Visiting dignitaries might want to try some of the others – Stuttgarter onions might appeal to Angela Merkel, the German leader, and Red Ace beetroot to Vladimir Putin, the Russian prime minister.
The Queen was shown round her new venture last week by Claire Midgley, the deputy gardens manager.
A palace spokeswoman said the Queen was a green gardener. She said: “No chemicals have been used to cultivate the allotment sites. Liquid seaweed has been used to feed the plants and garlic is being used to deter aphids. Like the rest of the garden, water from the palace borehole is used to irrigate the plants.
Everything grown will be eaten within the palace.” To mark the opening of the allotment, the palace has released pictures of the Queen and Princess Margaret harvesting dwarf beans at their allotment at Windsor castle in 1943.
The image was used to promote the wartime campaign for national self-sufficiency. Christopher Woodward, director of the Museum of Garden History in south London, which is holding an exhibition this autumn called The Good Life: 100 Years of Growing Your Own, said: “It’s a good idea for the Queen to start an allotment.
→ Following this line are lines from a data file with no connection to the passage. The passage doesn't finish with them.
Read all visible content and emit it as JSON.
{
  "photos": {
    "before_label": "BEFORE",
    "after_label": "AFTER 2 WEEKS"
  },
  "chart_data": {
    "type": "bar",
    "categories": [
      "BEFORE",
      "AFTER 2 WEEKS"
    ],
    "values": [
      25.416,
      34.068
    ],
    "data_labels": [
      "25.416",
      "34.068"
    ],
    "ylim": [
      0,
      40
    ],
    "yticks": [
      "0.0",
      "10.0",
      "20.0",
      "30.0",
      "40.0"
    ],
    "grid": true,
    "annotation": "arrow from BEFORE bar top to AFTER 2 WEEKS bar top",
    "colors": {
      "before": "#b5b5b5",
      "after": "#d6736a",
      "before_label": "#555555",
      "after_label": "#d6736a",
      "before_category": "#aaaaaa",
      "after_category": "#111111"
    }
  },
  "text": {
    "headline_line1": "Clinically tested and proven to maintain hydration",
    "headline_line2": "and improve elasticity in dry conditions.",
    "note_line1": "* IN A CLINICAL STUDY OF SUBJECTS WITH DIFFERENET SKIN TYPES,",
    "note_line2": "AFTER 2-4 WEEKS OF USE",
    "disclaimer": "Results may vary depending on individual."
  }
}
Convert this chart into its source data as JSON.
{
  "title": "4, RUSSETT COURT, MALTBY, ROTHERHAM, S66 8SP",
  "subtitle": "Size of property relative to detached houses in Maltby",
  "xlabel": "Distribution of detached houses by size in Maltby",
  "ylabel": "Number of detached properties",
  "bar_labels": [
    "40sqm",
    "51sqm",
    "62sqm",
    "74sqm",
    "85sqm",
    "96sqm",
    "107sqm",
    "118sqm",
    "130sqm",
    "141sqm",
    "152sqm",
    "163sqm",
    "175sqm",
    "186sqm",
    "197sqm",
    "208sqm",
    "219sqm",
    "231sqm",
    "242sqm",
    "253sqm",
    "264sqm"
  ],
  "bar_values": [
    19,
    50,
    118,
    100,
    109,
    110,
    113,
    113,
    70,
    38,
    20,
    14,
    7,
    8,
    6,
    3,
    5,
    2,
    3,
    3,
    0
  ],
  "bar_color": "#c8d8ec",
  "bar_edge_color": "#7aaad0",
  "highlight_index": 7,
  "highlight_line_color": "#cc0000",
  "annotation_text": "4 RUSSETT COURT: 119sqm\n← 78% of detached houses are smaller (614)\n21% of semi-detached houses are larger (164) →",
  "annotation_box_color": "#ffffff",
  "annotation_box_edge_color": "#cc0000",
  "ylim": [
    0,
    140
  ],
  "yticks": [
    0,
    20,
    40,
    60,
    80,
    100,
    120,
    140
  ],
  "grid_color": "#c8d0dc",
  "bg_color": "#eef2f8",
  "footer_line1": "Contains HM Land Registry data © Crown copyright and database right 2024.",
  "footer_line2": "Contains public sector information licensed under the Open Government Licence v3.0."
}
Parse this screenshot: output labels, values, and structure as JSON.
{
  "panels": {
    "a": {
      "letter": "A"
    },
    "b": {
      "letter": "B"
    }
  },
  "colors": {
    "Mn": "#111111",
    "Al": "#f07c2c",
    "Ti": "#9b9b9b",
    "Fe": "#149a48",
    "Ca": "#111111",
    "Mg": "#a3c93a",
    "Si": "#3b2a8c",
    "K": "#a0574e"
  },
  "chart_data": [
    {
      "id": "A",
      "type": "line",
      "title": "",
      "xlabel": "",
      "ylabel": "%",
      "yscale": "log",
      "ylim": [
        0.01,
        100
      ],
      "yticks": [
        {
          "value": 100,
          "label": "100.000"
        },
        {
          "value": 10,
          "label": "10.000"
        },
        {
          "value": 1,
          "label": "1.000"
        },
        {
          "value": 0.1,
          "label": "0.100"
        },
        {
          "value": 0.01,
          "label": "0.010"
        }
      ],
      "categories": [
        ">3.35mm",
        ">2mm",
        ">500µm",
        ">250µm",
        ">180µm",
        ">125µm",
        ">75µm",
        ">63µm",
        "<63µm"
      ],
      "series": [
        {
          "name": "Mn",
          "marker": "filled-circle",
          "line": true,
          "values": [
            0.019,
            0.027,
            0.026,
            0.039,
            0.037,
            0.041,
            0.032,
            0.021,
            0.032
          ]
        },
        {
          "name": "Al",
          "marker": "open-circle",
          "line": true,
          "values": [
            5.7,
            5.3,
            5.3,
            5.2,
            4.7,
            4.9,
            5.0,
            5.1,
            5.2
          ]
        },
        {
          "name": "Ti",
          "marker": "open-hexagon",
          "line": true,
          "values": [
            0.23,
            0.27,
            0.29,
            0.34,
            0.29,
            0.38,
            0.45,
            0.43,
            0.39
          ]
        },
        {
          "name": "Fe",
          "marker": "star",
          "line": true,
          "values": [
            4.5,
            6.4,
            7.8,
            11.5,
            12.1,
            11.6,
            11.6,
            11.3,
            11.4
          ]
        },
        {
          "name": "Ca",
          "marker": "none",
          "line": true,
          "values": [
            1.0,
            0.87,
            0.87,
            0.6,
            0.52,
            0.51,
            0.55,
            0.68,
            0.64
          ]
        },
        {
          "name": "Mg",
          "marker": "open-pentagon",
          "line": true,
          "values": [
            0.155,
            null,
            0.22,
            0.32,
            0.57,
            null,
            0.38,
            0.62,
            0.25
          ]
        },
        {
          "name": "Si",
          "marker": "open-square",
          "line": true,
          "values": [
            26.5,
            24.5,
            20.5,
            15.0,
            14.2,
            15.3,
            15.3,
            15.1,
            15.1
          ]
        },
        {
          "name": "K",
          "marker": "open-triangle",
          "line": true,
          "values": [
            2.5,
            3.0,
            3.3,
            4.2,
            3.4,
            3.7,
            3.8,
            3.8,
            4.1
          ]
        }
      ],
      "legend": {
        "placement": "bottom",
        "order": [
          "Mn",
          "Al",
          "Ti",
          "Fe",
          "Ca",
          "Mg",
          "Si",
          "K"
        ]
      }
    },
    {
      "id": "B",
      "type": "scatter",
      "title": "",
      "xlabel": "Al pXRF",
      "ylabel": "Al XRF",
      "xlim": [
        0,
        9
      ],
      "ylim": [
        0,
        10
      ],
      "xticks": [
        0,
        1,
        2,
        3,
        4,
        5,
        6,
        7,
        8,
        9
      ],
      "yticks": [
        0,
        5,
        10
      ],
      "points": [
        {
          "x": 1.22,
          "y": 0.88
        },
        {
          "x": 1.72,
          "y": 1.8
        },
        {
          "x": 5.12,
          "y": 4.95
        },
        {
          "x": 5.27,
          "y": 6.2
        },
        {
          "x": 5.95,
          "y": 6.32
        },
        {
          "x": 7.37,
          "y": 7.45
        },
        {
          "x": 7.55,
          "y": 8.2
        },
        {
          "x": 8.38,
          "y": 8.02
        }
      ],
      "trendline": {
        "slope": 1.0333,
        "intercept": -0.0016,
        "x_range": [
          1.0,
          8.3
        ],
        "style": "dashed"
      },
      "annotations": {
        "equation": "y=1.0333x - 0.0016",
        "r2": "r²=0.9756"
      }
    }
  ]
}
The whole thing about urban food is the zeitgeist. It is not about the quantity of food produced. “When people feel anxious, they want to grow vegetables. In the late 1970s, the waiting list for allotments increased by a factor of 16, but in the 1980s when people had money and shoulder pads they abandoned their allotments.” He added: “Everybody feels better when they put their fingers in the earth and nothing tastes better than a strawberry or tomato you have just picked.”
Sir Roy Strong, the historian who wrote a book on the royal gardens, said: “The Queen is in line with the times and should be greatly applauded, but the idea of Princess Margaret keeping an allotment would have been laughable.”